Publication: NST
Date of publication: Aug 2, 2012
Section heading: Main Section
Page number: 018
Byline / Author: By Jeong Chun Phuoc
THE article Downside of removing car taxes (NST,
July 29) by S.M. Nasarudin S.M. Nasimuddin (Naza Group of Companies joint
executive chairman) is especially candid from an automobile industry
perspective.
In no way is this more apparent than in the
statistic shared by S.M. Nasarudin in highlighting the negative impact on the
gross domestic product (GDP), besides the loss to both automobile companies and
consumers, as a direct result of a complete removal of car taxes.
The debate on the total removal of car taxes is not
without the underlying perils of exerting inadvertent pressures on the national
economy, which is struggling to achieve progress within the national key
economic areas (NKEAs) framework.
As a general rule, for the consumers particularly,
any reduction in taxes is welcome news. The proposed Goods and Services Tax
(GST) to replace the old Sales and Services Tax (SST) (of five per cent and 10
per cent respectively) is to primarily improve tax collection and invigorate
the economic machinery of Malaysia.
Increasing the collection in taxes will augur well
in the construction and maintenance of public infrastructure and amenities for
the people. The GST is a vital tool in achieving economic wellbeing.
Since 2004, when the GST proposal was announced in
Budget 2005, numerous public awareness programmes have been carried out by the
government to educate the general public and the business community (Preparing
for the GST, NST, Dec 9, 2010). This includes efforts to counter GST
misperception and concerns.
Seven years have passed, and it is understood that
both the public and private sectors have established administrative and
technical set-ups to incorporate the new GST system.

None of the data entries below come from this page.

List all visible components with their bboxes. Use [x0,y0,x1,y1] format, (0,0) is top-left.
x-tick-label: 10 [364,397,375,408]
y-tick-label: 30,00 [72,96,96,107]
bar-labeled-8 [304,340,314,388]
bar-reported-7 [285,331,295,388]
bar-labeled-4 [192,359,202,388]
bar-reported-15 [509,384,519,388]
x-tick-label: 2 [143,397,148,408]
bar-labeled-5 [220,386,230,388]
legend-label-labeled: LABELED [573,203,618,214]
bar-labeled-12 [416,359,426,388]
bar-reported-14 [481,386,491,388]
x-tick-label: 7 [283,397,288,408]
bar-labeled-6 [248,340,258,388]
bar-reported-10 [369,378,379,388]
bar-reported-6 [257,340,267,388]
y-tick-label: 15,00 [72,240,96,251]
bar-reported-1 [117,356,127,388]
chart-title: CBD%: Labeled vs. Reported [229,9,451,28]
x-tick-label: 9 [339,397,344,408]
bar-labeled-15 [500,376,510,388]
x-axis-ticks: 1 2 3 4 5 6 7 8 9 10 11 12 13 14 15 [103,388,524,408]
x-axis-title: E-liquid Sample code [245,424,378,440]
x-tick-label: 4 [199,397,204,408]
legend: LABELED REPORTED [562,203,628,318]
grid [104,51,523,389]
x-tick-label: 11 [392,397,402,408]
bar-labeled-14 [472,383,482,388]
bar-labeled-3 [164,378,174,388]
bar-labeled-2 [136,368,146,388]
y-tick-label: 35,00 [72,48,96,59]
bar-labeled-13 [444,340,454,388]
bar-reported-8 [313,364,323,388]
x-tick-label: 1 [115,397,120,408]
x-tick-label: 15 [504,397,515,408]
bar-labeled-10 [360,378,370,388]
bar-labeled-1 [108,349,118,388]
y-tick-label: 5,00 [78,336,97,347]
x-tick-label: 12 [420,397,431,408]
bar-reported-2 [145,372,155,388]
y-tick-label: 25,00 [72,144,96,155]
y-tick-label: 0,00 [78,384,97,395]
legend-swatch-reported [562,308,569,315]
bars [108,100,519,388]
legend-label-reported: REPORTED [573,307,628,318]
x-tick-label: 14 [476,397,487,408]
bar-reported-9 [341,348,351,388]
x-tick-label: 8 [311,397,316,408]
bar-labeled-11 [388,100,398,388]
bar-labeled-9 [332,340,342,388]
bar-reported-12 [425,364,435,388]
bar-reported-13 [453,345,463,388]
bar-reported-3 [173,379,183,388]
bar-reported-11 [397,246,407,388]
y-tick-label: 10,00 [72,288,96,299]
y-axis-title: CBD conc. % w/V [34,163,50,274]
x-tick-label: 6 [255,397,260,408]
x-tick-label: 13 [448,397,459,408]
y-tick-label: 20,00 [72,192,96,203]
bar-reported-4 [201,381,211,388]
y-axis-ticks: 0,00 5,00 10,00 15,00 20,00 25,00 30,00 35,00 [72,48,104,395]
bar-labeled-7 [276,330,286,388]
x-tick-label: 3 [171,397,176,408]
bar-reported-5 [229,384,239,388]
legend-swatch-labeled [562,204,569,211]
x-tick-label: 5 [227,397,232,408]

The GST policy manifest and its advantages are well
documented in nearly 140 jurisdictions which have embraced the GST system - the
closest example is Singapore.
The recent enactment of the Price Control and
Anti-Profiteering Act 2010 has set a positive momentum for the final execution
of the GST. What remains to be seen is the need for immediate GST
implementation.
The GST, in essence, will address the inherent
weaknesses in the current SST system and hence, any delay will imperil the
achievement of overarching public interest objectives delineated under the
Economic Transformation Programme (ETP).
As a matter of fact, the recent pronouncement of
six Strategic Reform Initiatives (SRIs) can be accelerated along the GST
revenue framework to achieve competitiveness in the realisation of core
economic transformation blueprints.
In the same way, if car taxes are to be removed,
the public and stakeholders must be assured it will not cause immediate
catastrophic downstream impact on all stakeholders and consumers. At this point
of debate for and against car taxes, advocates for the complete repeal of car
taxes provide no assurances to the concerns raised by S.M. Nasaruddin.
This is, of course, not to say that car taxes are
always good for the economy and consumers, because car tax to foreign
automobile exporters is no music to their ears.
Car taxes are just another accepted form of
economic strategy observed in both developed and developing countries to
protect core national assets and interests at home, in light of the nebulous
World Trade Organisation provisions on the dismantling of tariffs on all goods
and services at the global platform. Whether car taxes are a boon or bane for
the economy, this must be addressed in a fair, transparent and objective
manner, similar to the case for GST to replace the old SST. To argue against car
taxes without evidence is like putting the cart before the horse.